⁍ A lax summer and a fractured political system have left Belgium facing a second COVID-19 wave.


⁍ Belgium’s more than 10,000 deaths mean the country has among the world’s highest fatality rates per capita.


⁍ Belgium’s infection rate has risen to more than 800 per 100,000 for the past 14 days.


– “We are really close to a tsunami.” That from Belgium’s health minister, Frank Vandenbroucke, in reference to the H1N1 flu outbreak that has killed more than 10,000 people in his country over the past two months. Belgium was among the first countries in Europe to be hit by the flu, and Vandenbroucke says the current outbreak is worse than the first.
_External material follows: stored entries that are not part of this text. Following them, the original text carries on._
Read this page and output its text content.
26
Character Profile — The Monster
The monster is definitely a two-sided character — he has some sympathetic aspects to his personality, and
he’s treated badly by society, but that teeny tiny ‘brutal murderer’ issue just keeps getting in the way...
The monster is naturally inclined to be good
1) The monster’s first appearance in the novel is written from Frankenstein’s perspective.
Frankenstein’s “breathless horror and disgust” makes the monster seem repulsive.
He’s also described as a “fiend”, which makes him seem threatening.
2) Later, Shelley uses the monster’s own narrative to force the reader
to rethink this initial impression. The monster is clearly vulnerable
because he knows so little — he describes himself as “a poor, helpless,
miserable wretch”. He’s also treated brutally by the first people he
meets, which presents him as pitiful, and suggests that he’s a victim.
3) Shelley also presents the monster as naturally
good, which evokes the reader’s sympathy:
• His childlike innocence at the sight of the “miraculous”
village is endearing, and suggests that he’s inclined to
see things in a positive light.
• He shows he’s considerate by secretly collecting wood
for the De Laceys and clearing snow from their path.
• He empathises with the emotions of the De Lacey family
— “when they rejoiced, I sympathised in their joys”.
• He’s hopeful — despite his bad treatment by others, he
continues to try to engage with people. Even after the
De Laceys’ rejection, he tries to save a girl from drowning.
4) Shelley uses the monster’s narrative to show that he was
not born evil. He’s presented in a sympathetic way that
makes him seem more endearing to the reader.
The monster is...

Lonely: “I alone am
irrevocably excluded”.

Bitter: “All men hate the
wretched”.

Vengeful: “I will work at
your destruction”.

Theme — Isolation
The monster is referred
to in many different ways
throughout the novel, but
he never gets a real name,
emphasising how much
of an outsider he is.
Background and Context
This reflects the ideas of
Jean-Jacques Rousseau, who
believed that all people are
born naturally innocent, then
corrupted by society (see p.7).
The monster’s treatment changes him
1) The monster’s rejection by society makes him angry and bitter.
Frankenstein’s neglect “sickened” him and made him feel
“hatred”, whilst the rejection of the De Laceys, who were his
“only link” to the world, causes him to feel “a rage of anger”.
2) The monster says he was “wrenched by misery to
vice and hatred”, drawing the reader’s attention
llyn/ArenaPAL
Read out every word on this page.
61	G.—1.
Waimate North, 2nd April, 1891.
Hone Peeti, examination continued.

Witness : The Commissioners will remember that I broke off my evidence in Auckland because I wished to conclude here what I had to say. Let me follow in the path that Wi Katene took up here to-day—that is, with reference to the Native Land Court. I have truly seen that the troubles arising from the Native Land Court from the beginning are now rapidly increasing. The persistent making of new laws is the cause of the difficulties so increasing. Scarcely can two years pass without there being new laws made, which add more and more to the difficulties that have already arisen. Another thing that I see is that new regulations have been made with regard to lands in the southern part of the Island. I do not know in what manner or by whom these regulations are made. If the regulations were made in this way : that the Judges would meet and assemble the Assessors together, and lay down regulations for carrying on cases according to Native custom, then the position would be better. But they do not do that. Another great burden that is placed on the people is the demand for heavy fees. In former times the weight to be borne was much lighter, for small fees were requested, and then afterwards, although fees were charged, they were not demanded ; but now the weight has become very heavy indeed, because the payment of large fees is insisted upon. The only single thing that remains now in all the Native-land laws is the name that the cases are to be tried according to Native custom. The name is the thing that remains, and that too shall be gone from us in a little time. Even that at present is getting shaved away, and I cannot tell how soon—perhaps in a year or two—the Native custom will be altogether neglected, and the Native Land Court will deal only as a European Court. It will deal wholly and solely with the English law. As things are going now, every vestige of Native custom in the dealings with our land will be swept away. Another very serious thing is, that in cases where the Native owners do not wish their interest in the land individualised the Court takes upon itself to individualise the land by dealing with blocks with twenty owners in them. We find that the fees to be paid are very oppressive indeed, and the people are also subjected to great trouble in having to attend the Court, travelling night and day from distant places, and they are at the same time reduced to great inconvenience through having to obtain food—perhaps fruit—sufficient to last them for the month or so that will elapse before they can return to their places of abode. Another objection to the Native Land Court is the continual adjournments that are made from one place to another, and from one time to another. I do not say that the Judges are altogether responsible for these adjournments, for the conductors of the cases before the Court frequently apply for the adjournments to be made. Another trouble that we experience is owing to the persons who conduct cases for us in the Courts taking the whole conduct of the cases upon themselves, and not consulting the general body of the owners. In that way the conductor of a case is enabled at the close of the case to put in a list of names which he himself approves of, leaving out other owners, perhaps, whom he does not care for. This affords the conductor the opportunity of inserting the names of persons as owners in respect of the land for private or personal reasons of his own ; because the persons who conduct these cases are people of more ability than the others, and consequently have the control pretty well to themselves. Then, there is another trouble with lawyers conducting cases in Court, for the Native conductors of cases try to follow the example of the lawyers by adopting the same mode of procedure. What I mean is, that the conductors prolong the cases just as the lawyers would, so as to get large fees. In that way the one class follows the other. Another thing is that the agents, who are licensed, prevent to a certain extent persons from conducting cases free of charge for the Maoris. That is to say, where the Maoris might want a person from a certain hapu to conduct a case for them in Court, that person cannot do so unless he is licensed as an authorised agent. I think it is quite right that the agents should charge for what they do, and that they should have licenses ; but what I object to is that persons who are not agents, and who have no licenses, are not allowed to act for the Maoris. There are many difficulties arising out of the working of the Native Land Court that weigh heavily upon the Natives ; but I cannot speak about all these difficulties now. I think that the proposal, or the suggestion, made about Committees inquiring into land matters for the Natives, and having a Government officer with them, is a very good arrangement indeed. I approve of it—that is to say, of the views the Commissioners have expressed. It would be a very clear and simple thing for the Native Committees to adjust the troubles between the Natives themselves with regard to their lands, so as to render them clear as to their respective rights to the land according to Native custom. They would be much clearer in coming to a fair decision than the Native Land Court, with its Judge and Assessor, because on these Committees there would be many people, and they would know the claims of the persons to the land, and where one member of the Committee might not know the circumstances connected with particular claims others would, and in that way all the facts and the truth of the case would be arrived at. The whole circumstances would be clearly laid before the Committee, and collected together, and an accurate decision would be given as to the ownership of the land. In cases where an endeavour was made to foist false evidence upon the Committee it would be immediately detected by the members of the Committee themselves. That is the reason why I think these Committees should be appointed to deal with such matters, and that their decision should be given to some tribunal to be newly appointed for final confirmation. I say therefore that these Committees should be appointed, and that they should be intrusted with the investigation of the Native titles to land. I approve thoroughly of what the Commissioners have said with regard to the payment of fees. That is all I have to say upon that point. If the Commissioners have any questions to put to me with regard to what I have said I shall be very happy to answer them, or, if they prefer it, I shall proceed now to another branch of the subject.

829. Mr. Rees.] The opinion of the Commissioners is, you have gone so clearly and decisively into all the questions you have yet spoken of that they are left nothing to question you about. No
The current outbreak has infected more than 800 people in 14 days, putting it in second place in Europe behind the Czech Republic, and nearly double the rate in France, Reuters reports. The H1N1 outbreak has been traced to a person who contracted the virus while traveling in August, the New York Times reports. The current outbreak has been traced to a person who had recently traveled to a country with an unusually high number of H1N1 cases. The current outbreak has also been traced to a person who had recently traveled to a country with an unusually high number of H1N1 cases. The current outbreak has been traced to a person who had recently traveled to a country with an unusually high number of H1N1 cases. In July, Belgium loosened rules, letting residents meet up to 15 people per week, although its infection rate was still slightly higher than in France or Spain and around double that in Germany or Italy. Now, Belgians may meet only one person. “Fifteen people. That was just back to normal life,” says a virologist. ” Awareness of the virus just dropped, but it was an illusion to think the threat had gone away.”